You plant it. You love it. Then it looks like trash.

Hydrangeas are drama queens. They want perfect conditions and if you don’t give them? They’ll get sick. Or eaten. Or both. It happens to the best of us.

Here is what goes wrong. And how to fix it without losing your mind.

Fungal Fights

Powdery Mildew shows up as dusty white splotches on leaves and stems. It looks like someone threw flour on your garden. Ugly, right? It usually turns purple later on. It rarely kills the plant, but it looks terrible. Cut the bad parts out. If it’s really bad, slap on a fungicide labeled for powdery mildew.

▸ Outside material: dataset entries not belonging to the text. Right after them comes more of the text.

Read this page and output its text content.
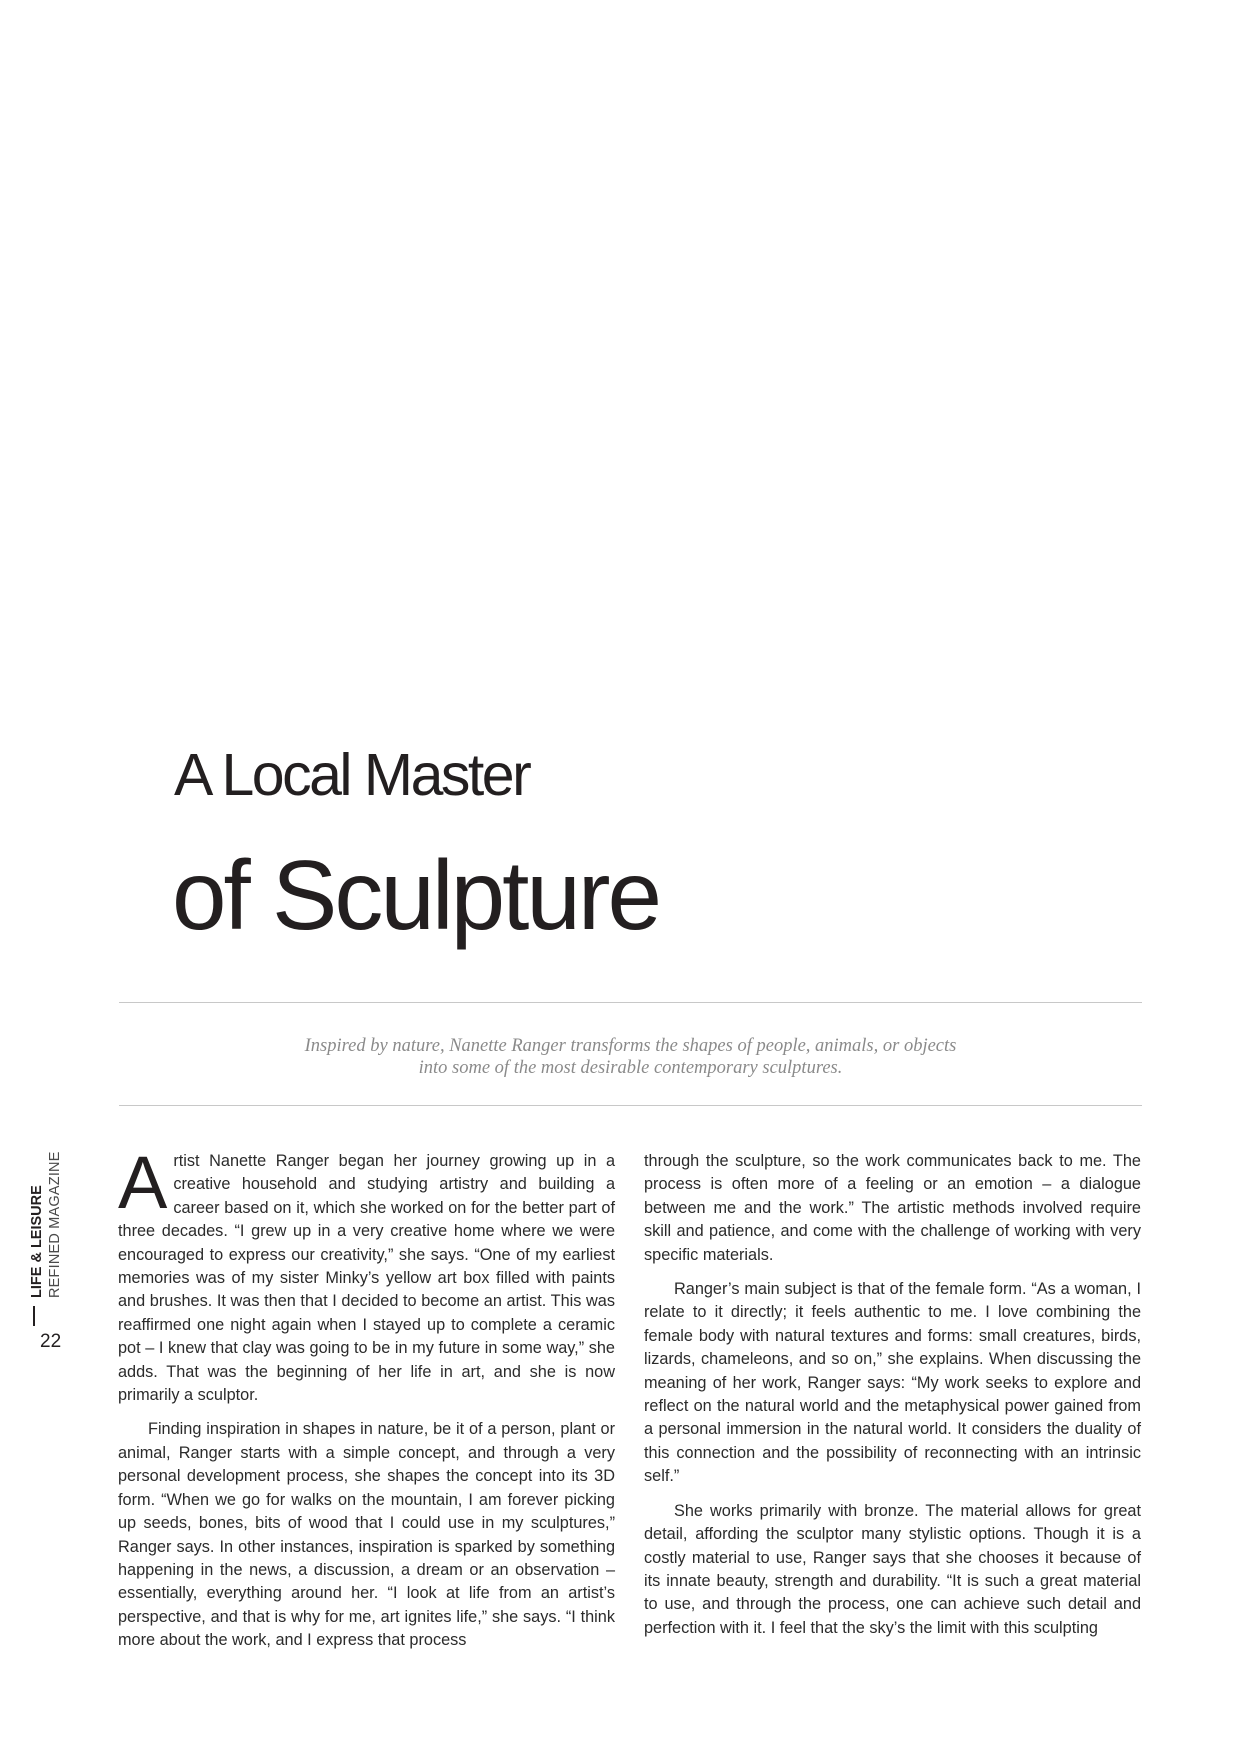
A Local Master
of Sculpture
Inspired by nature, Nanette Ranger transforms the shapes of people, animals, or objects
into some of the most desirable contemporary sculptures.
LIFE & LEISURE REFINED MAGAZINE
22

Artist Nanette Ranger began her journey growing up in a creative household and studying artistry and building a career based on it, which she worked on for the better part of three decades. “I grew up in a very creative home where we were encouraged to express our creativity,” she says. “One of my earliest memories was of my sister Minky’s yellow art box filled with paints and brushes. It was then that I decided to become an artist. This was reaffirmed one night again when I stayed up to complete a ceramic pot – I knew that clay was going to be in my future in some way,” she adds. That was the beginning of her life in art, and she is now primarily a sculptor.

Finding inspiration in shapes in nature, be it of a person, plant or animal, Ranger starts with a simple concept, and through a very personal development process, she shapes the concept into its 3D form. “When we go for walks on the mountain, I am forever picking up seeds, bones, bits of wood that I could use in my sculptures,” Ranger says. In other instances, inspiration is sparked by something happening in the news, a discussion, a dream or an observation – essentially, everything around her. “I look at life from an artist’s perspective, and that is why for me, art ignites life,” she says. “I think more about the work, and I express that process

through the sculpture, so the work communicates back to me. The process is often more of a feeling or an emotion – a dialogue between me and the work.” The artistic methods involved require skill and patience, and come with the challenge of working with very specific materials.

Ranger’s main subject is that of the female form. “As a woman, I relate to it directly; it feels authentic to me. I love combining the female body with natural textures and forms: small creatures, birds, lizards, chameleons, and so on,” she explains. When discussing the meaning of her work, Ranger says: “My work seeks to explore and reflect on the natural world and the metaphysical power gained from a personal immersion in the natural world. It considers the duality of this connection and the possibility of reconnecting with an intrinsic self.”

She works primarily with bronze. The material allows for great detail, affording the sculptor many stylistic options. Though it is a costly material to use, Ranger says that she chooses it because of its innate beauty, strength and durability. “It is such a great material to use, and through the process, one can achieve such detail and perfection with it. I feel that the sky’s the limit with this sculpting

Then there’s Botrytis blight, or gray mold. This one ruins your flowers. Buds die. Petals turn brown and fall off before they even bloom. Humid, cool weather is its favorite party time. Treat it with fungicide and pull the infected bits. Fast.

Cercospora leaf spot loves smooth, panicle, oakleaf, and bigleaf hydrangeas. Tan spots with reddish-brown rings. It weakens the plant and makes it drop leaves. Not deadly, maybe. But annoying. Rake up all the fall debris. The fungus lives in those dead leaves, waiting for next year. Use fungicide if it comes back.

And then we have the silent killer. Root rot.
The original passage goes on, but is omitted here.